The manner this controversy was litigated below and presented here presents a perplexing threshold question.

Trial court had before it a motion to dismiss. See R.C.P. 104(b). ("* * * (b) Failure to state a claim on which any relief can be granted, may be raised by motion to dismiss such claim, filed before answer.") In this jurisdiction certain rules relating to such motions are well established:

"Overruling or sustaining a motion to dismiss does not depend upon trial court's discretion. It must rest on legal grounds and is subject to review by this court. (citation) "A motion to dismiss is a waiver of any ambiguity or uncertainty in the pleadings. (citation) Such a motion grounded on failure to state a cause of action is sustainable only when it appears to a certainty the pleader has failed to state a claim upon which any relief may be granted under any state of facts which could be proved in support of the claim asserted. In making this determination the pleading should be construed in the light most favorable to the pleader with doubts resolved in his favor and the challenged allegations accepted as true. (citations)" Weber v. Madison, 251 N.W.2d 523, 525 (Iowa 1977)

See Iowa Truck Center, Inc. v. Davis, 204 N.W.2d 630, 631 (Iowa 1973).

*634 Our review of a ruling on a motion to dismiss is limited. We cannot sustain such motion on grounds not asserted in trial court. Symmonds v. Chicago, M., St. P. & P. R. Co., 242 N.W.2d 262, 264 (Iowa 1976); Rick v. Boegel, 205 N.W.2d 713, 716 (Iowa 1973), and citations. However, if any ground asserted in the motion is good, a ruling sustaining the motion will be affirmed even though the ground trial court relied on to make its ruling was not good. Rick v. Boegel, supra.

Like the old demurrer, a motion to dismiss admits the well-pleaded facts in the pleading assailed for the purpose of testing their legal sufficiency. The motion may not sustain itself by its own allegations of fact not appearing in the challenged pleading. State ex rel. Krupke v. Witkowski, 256 N.W.2d 216, 218 (Iowa 1977); Harrison v. Allied Mutual Casualty Company, 253 Iowa 728, 730-731, 113 N.W.2d 701, 702 (1962). We have said such averments are no proper part of the motion and must be ignored. Id.; Herbst v. Treinen, 249 Iowa 695, 699, 88 N.W.2d 820, 823 (1958); see Rick v. Boegel, supra, 205 N.W.2d at 715. The motion to dismiss can neither rely on facts not alleged in the petition (except those of which judicial notice may be taken) nor be aided by an evidentiary hearing. Riediger v. Marrland Development Corp., 253 N.W.2d 915, 916 (Iowa 1977); Ke-Wash Company v. Stauffer Chemical Company, 177 N.W.2d 5, 9 (Iowa 1970); see Kester v. Travelers Indemnity Co. of Hartford, Conn., 257 Iowa 1146, 1151, 136 N.W.2d 261, 264 (1965).

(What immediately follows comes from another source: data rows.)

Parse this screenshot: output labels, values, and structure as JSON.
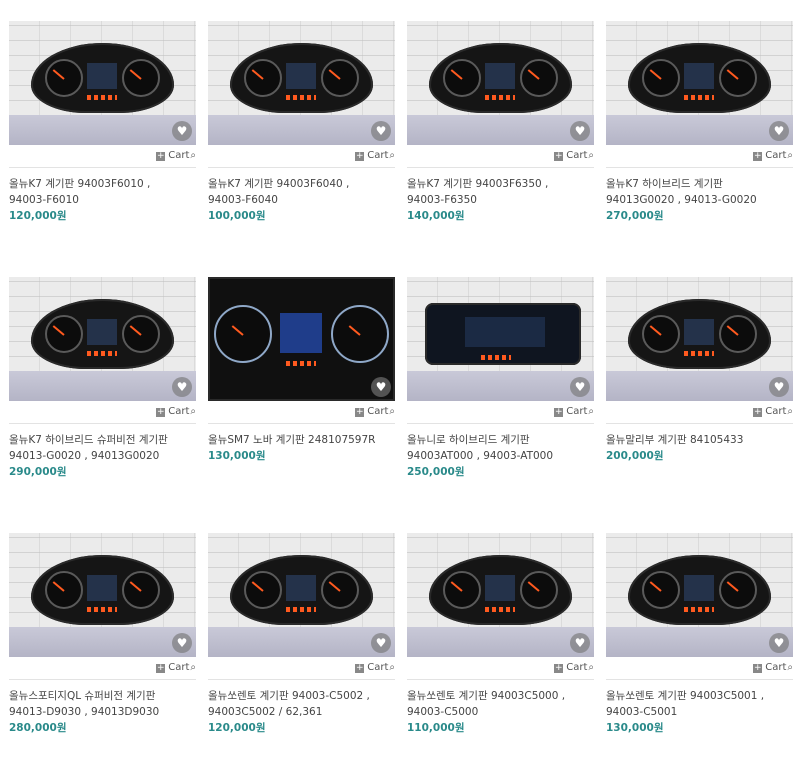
{
  "cart_label": "Cart",
  "heart_icon": "heart-icon",
  "products": [
    {
      "name": "올뉴K7 계기판 94003F6010 ,\n94003-F6010",
      "price": "120,000원",
      "style": "light"
    },
    {
      "name": "올뉴K7 계기판 94003F6040 ,\n94003-F6040",
      "price": "100,000원",
      "style": "light"
    },
    {
      "name": "올뉴K7 계기판 94003F6350 ,\n94003-F6350",
      "price": "140,000원",
      "style": "light"
    },
    {
      "name": "올뉴K7 하이브리드 계기판\n94013G0020 , 94013-G0020",
      "price": "270,000원",
      "style": "light"
    },
    {
      "name": "올뉴K7 하이브리드 슈퍼비전 계기판\n94013-G0020 , 94013G0020",
      "price": "290,000원",
      "style": "light"
    },
    {
      "name": "올뉴SM7 노바 계기판 248107597R",
      "price": "130,000원",
      "style": "dark"
    },
    {
      "name": "올뉴니로 하이브리드 계기판\n94003AT000 , 94003-AT000",
      "price": "250,000원",
      "style": "wide"
    },
    {
      "name": "올뉴말리부 계기판 84105433",
      "price": "200,000원",
      "style": "light"
    },
    {
      "name": "올뉴스포티지QL 슈퍼비전 계기판\n94013-D9030 , 94013D9030",
      "price": "280,000원",
      "style": "light"
    },
    {
      "name": "올뉴쏘렌토 계기판 94003-C5002 ,\n94003C5002 / 62,361",
      "price": "120,000원",
      "style": "light"
    },
    {
      "name": "올뉴쏘렌토 계기판 94003C5000 ,\n94003-C5000",
      "price": "110,000원",
      "style": "light"
    },
    {
      "name": "올뉴쏘렌토 계기판 94003C5001 ,\n94003-C5001",
      "price": "130,000원",
      "style": "light"
    }
  ]
}
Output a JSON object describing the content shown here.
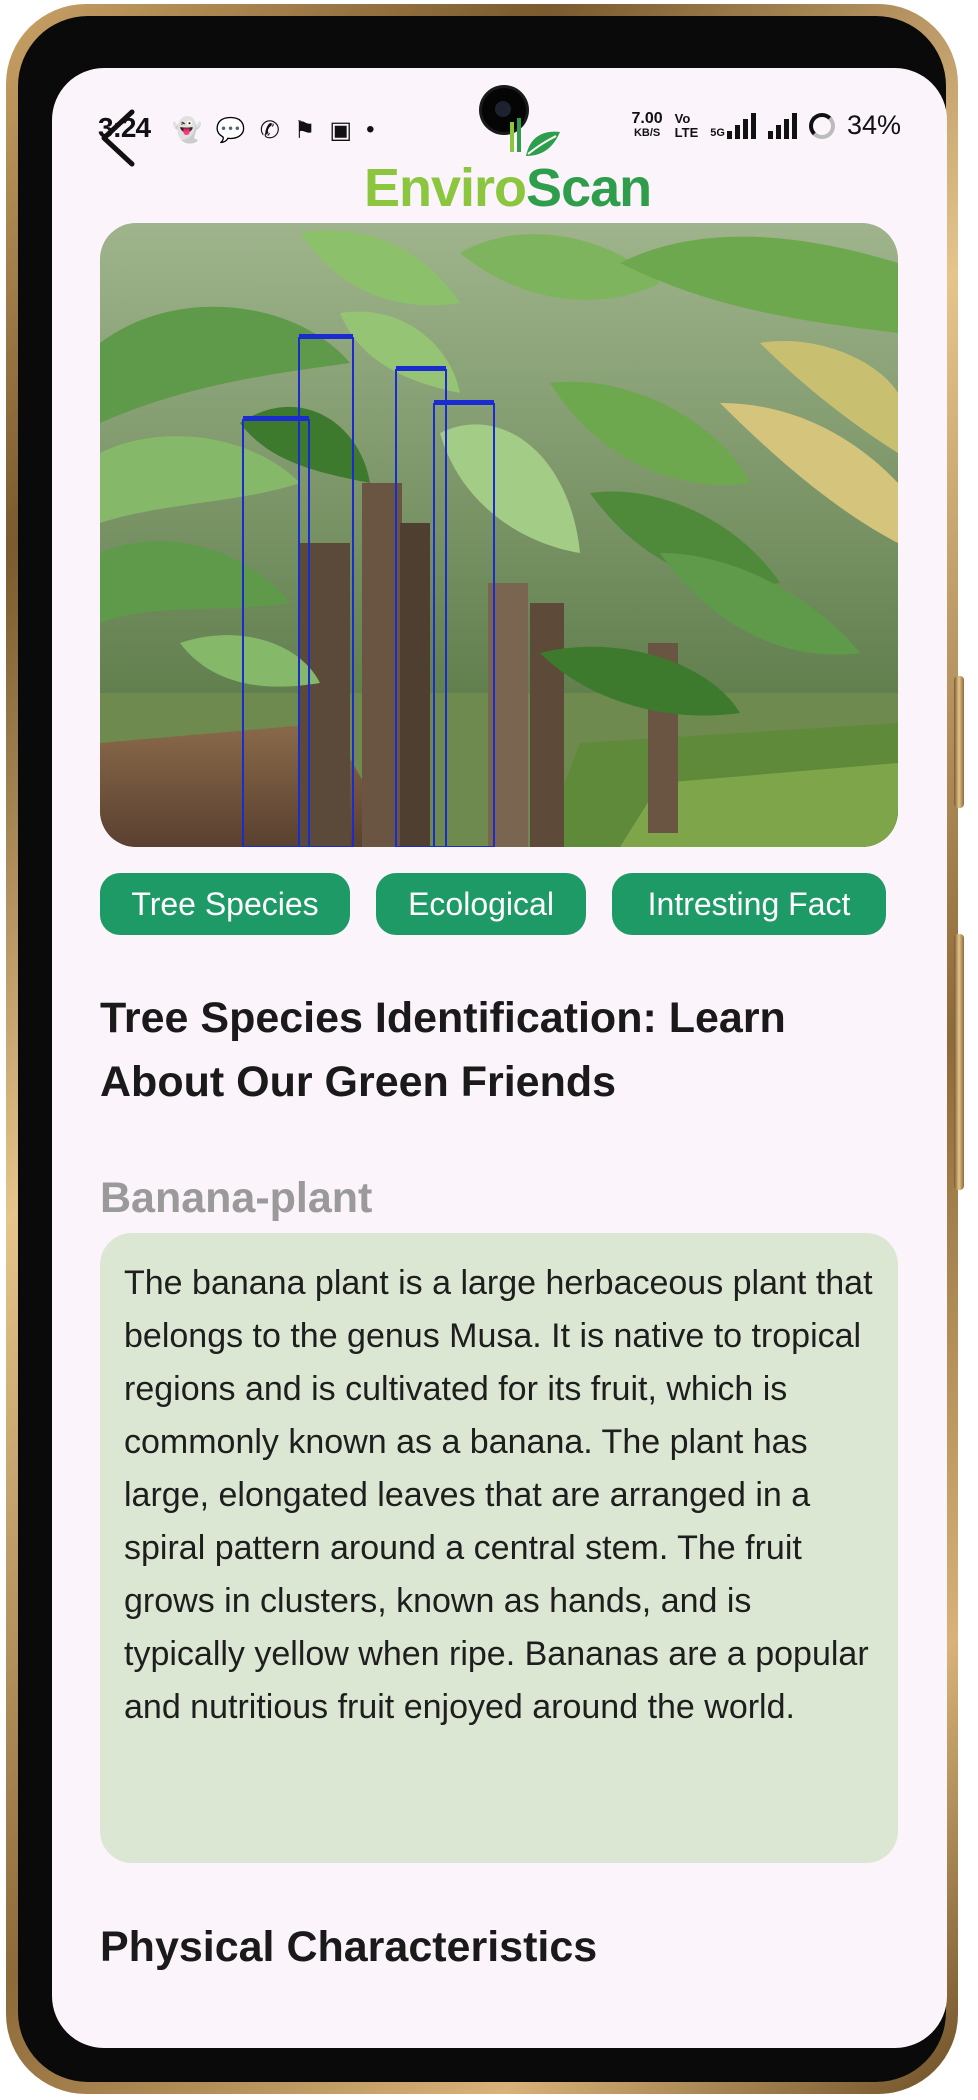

Apparently in this case all parties forgot they were not in federal court. There, matters outside the challenged pleading, submitted upon a motion to dismiss, may be considered when certain safeguards are being followed and the motion is treated as a motion for summary judgment. See rules 12(b) and 56, Federal Rules of Civil Procedure; Basel v. Knebel, 179 U.S. App.D.C. 209, 212, 551 F.2d 395, 398 (1977); Medina v. Rudman, 545 F.2d 244, 247 (1st Cir. 1976); Dayco Corp. v. Goodyear Tire & Rubber Co., 523 F.2d 389, 392-393 (6th Cir. 1975).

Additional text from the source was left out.